In my past life as an engineer we called this "throwing it over the wall". Big fat decision in the hands of a group that ignores the hard parts and dumps responsibility on people who can only say no by quitting.
JenCare and IORA are a couple examples of medium-ish-sized primary care operations who are hard core serious about PCMH for the things PCMH is supposed to mean. They have the same headaches, but I'd argue they have good support to fix or deal with those headaches. Hard job, regardless.
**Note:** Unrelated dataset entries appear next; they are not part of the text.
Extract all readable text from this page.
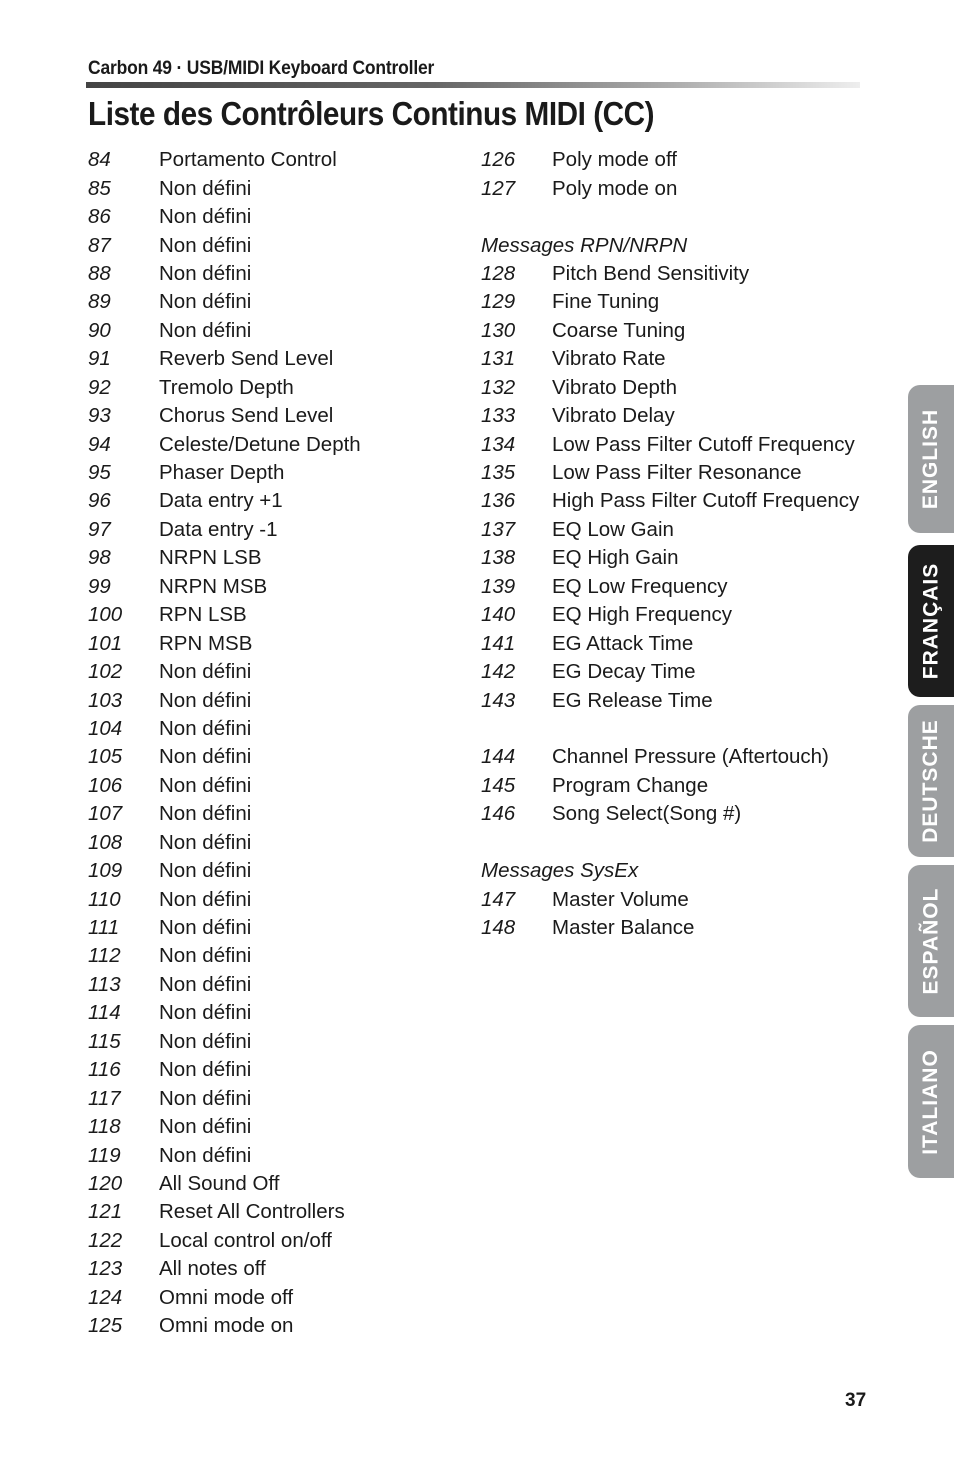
Carbon 49 · USB/MIDI Keyboard Controller
Liste des Contrôleurs Continus MIDI (CC)
84	Portamento Control
85	Non défini
86	Non défini
87	Non défini
88	Non défini
89	Non défini
90	Non défini
91	Reverb Send Level
92	Tremolo Depth
93	Chorus Send Level
94	Celeste/Detune Depth
95	Phaser Depth
96	Data entry +1
97	Data entry -1
98	NRPN LSB
99	NRPN MSB
100	RPN LSB
101	RPN MSB
102	Non défini
103	Non défini
104	Non défini
105	Non défini
106	Non défini
107	Non défini
108	Non défini
109	Non défini
110	Non défini
111	Non défini
112	Non défini
113	Non défini
114	Non défini
115	Non défini
116	Non défini
117	Non défini
118	Non défini
119	Non défini
120	All Sound Off
121	Reset All Controllers
122	Local control on/off
123	All notes off
124	Omni mode off
125	Omni mode on
126	Poly mode off
127	Poly mode on
Messages RPN/NRPN
128	Pitch Bend Sensitivity
129	Fine Tuning
130	Coarse Tuning
131	Vibrato Rate
132	Vibrato Depth
133	Vibrato Delay
134	Low Pass Filter Cutoff Frequency
135	Low Pass Filter Resonance
136	High Pass Filter Cutoff Frequency
137	EQ Low Gain
138	EQ High Gain
139	EQ Low Frequency
140	EQ High Frequency
141	EG Attack Time
142	EG Decay Time
143	EG Release Time
144	Channel Pressure (Aftertouch)
145	Program Change
146	Song Select(Song #)
Messages SysEx
147	Master Volume
148	Master Balance
ENGLISH
FRANÇAIS
DEUTSCHE
ESPAÑOL
ITALIANO
37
JenCare and IORA can take PCMH seriously because they have 100% Medicare patients who have to enroll in the program, and because Humana (or another Medicare payor) has signed up to pay for their model. So billing is single payor. (Half the battle right there.) Humana et al are game to try this because JenCare and IORA directly attack readmissions and unnecessary tests and socioeconomic barriers and mental health and pharm. Shuttle buses. Protected walk-in times. Bulk buys of albuterol etc. Support staff to MD ratio is about 5:1, few-to-no mid-levels. Home-baked EMR that only has to care about one org's needs, heavy reporting/measuring/tracking way ahead of the meaningful use deadlines, used at every level of the company. Coordinators cover the major hospitals and do home visits. Strategy meetings for the most difficult patients because they cost the most. A patient can get kicked out for refusing to work with the coordinators, or for going to the ED for a non-emergency repeatedly, etc. Docs don't take jobs at these orgs if they just want to see patients - all the MDs and DOs are senior members of the management team. Some FM but mostly IM+ such as geri, rheum, ID, heme/onc.
(Most of my classmates would quit med school before they'd work like that.)
I get depressed when a program that wants to be this functional and realistic can only work by managing a paid panel (same beef w/DPC). But after rotating at JenCare and seeing what PCMH looks like with low socioeconomic patients, when you remove some of the worst obstacles, and you're not just f***ing around pointlessly, at least I felt some hope. Gotta be happy that small somethings are getting done regardless of the big picture.
Still flummoxed by the sheer enormity of chronic illness mixed with socioeconomic trainwreckage.
Other viewpoints on this are welcome - I want to learn.